TRANS MOUNTAIN PIPELINE
Leader Justin Trudeau made a bargain on the environment and the economy: Cancel the Northern Gateway oil pipeline, approve the Trans Mountain expansion, create a national carbon tax and get concessions from Alberta, including phasing out coal energy and capping oilsands emissions. In 2018, Trudeau bought Trans Mountain for $4.5 billion. A second approval for pipeline expansion was given in June. Said Trudeau: "We need to create wealth today so we can invest in the future.”
Leader Andrew Scheer supports
the Trans Mountain expansion. But more is needed to encourage oil and gas projects, say Conservatives.

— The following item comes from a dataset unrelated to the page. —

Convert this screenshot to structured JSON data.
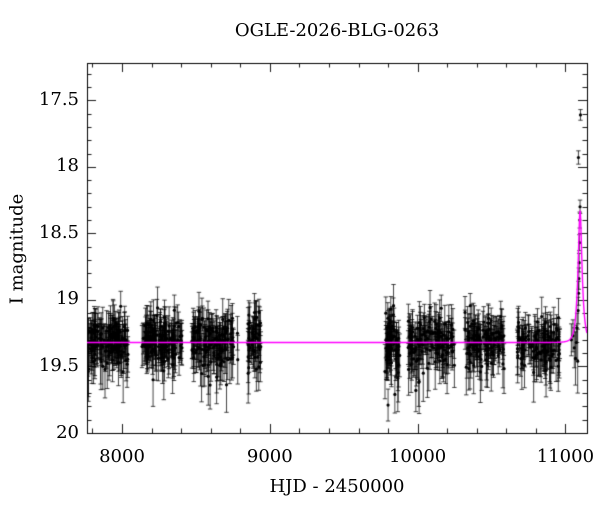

That includes repealing the carbon tax and Bill C-69, which overhauled federal environmental assessments of major construction projects, and ending the ban on shipping oil on the B.C. north coast. Scheer would use federal powers to declare a major project in the national interest. Criticizing the Liberal approach, Scheer said: “Not a single inch of new pipeline has been laid.”

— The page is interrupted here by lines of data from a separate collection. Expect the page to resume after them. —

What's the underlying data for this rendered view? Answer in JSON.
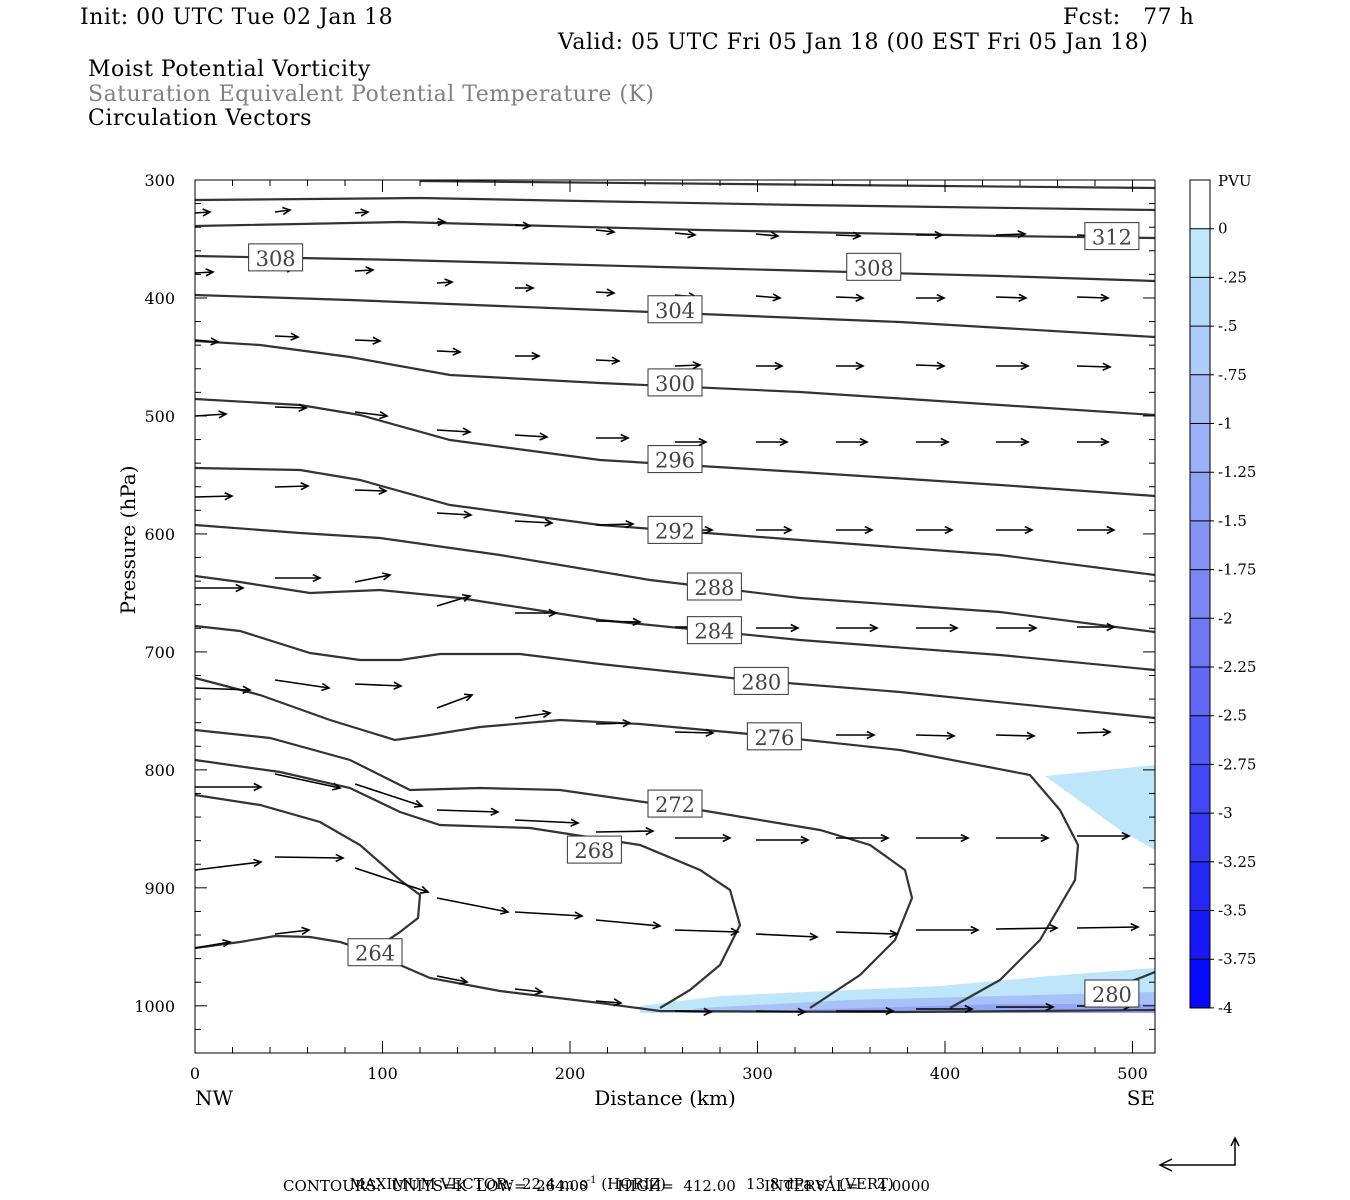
{
  "header": {
    "init": "Init: 00 UTC Tue 02 Jan 18",
    "fcst": "Fcst:   77 h",
    "valid": "Valid: 05 UTC Fri 05 Jan 18 (00 EST Fri 05 Jan 18)"
  },
  "titles": {
    "line1": "Moist Potential Vorticity",
    "line2": "Saturation Equivalent Potential Temperature (K)",
    "line3": "Circulation Vectors"
  },
  "footer": {
    "line1_a": "MAXIMUM VECTOR:  22.4 m s",
    "line1_b": "-1",
    "line1_c": " (HORIZ)",
    "line1_d": "13.8 dPa s",
    "line1_e": "-1",
    "line1_f": " (VERT)",
    "line2": "CONTOURS:  UNITS=K  LOW=  264.00      HIGH=  412.00      INTERVAL=    4.0000"
  },
  "colors": {
    "contour": "#333333",
    "vector": "#000000",
    "shade_light": "#bde6fb"
  },
  "chart_data": {
    "type": "cross-section",
    "xlabel": "Distance (km)",
    "ylabel": "Pressure (hPa)",
    "xlim": [
      0,
      512
    ],
    "ylim": [
      1040,
      300
    ],
    "y_scale": "linear-pressure",
    "x_ticks": [
      0,
      100,
      200,
      300,
      400,
      500
    ],
    "y_ticks": [
      300,
      400,
      500,
      600,
      700,
      800,
      900,
      1000
    ],
    "x_end_labels": {
      "left": "NW",
      "right": "SE"
    },
    "contour_labels": [
      {
        "text": "308",
        "x": 43,
        "p": 366
      },
      {
        "text": "312",
        "x": 489,
        "p": 348
      },
      {
        "text": "308",
        "x": 362,
        "p": 374
      },
      {
        "text": "304",
        "x": 256,
        "p": 410
      },
      {
        "text": "300",
        "x": 256,
        "p": 472
      },
      {
        "text": "296",
        "x": 256,
        "p": 537
      },
      {
        "text": "292",
        "x": 256,
        "p": 597
      },
      {
        "text": "288",
        "x": 277,
        "p": 645
      },
      {
        "text": "284",
        "x": 277,
        "p": 682
      },
      {
        "text": "280",
        "x": 302,
        "p": 725
      },
      {
        "text": "276",
        "x": 309,
        "p": 772
      },
      {
        "text": "272",
        "x": 256,
        "p": 829
      },
      {
        "text": "268",
        "x": 213,
        "p": 868
      },
      {
        "text": "264",
        "x": 96,
        "p": 955
      },
      {
        "text": "280",
        "x": 489,
        "p": 990
      }
    ],
    "colorbar": {
      "units": "PVU",
      "labels": [
        "0",
        "-.25",
        "-.5",
        "-.75",
        "-1",
        "-1.25",
        "-1.5",
        "-1.75",
        "-2",
        "-2.25",
        "-2.5",
        "-2.75",
        "-3",
        "-3.25",
        "-3.5",
        "-3.75",
        "-4"
      ],
      "colors": [
        "#ffffff",
        "#bfe7fd",
        "#b6d9fb",
        "#aecbf9",
        "#a5bdf7",
        "#9bb0f6",
        "#90a2f5",
        "#8594f4",
        "#7a86f4",
        "#6e78f4",
        "#6068f4",
        "#5258f4",
        "#4448f4",
        "#3538f4",
        "#2628f6",
        "#1818f8",
        "#0808fc"
      ]
    }
  }
}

Leader Jagmeet Singh wants
the Trans Mountain expansion abandoned, saying it will undermine efforts to fight climate change. The NDP also worry about ocean spill risks. Approval of the project ignores violations of Indigenous rights, says the party. In criticizing Liberal approval of the project, Singh said: “While they’re great with symbolic gestures like voting for a climate change emergency, they do the opposite of helping the environment the very next day with the approval of this pipeline expansion.”
Leader Elizabeth May was arrested in Burnaby in 2018 for protesting the Trans Mountain expansion. “The commitment to build a pipeline in 2018, when we are in climate crisis, is a crime against future generations and I will not be part of it,” said May. The Greens would cancel the project. The party would cut subsidies to fossil fuel industries of several billion dollars a year and would redirect the money toward a transition to renewable energy.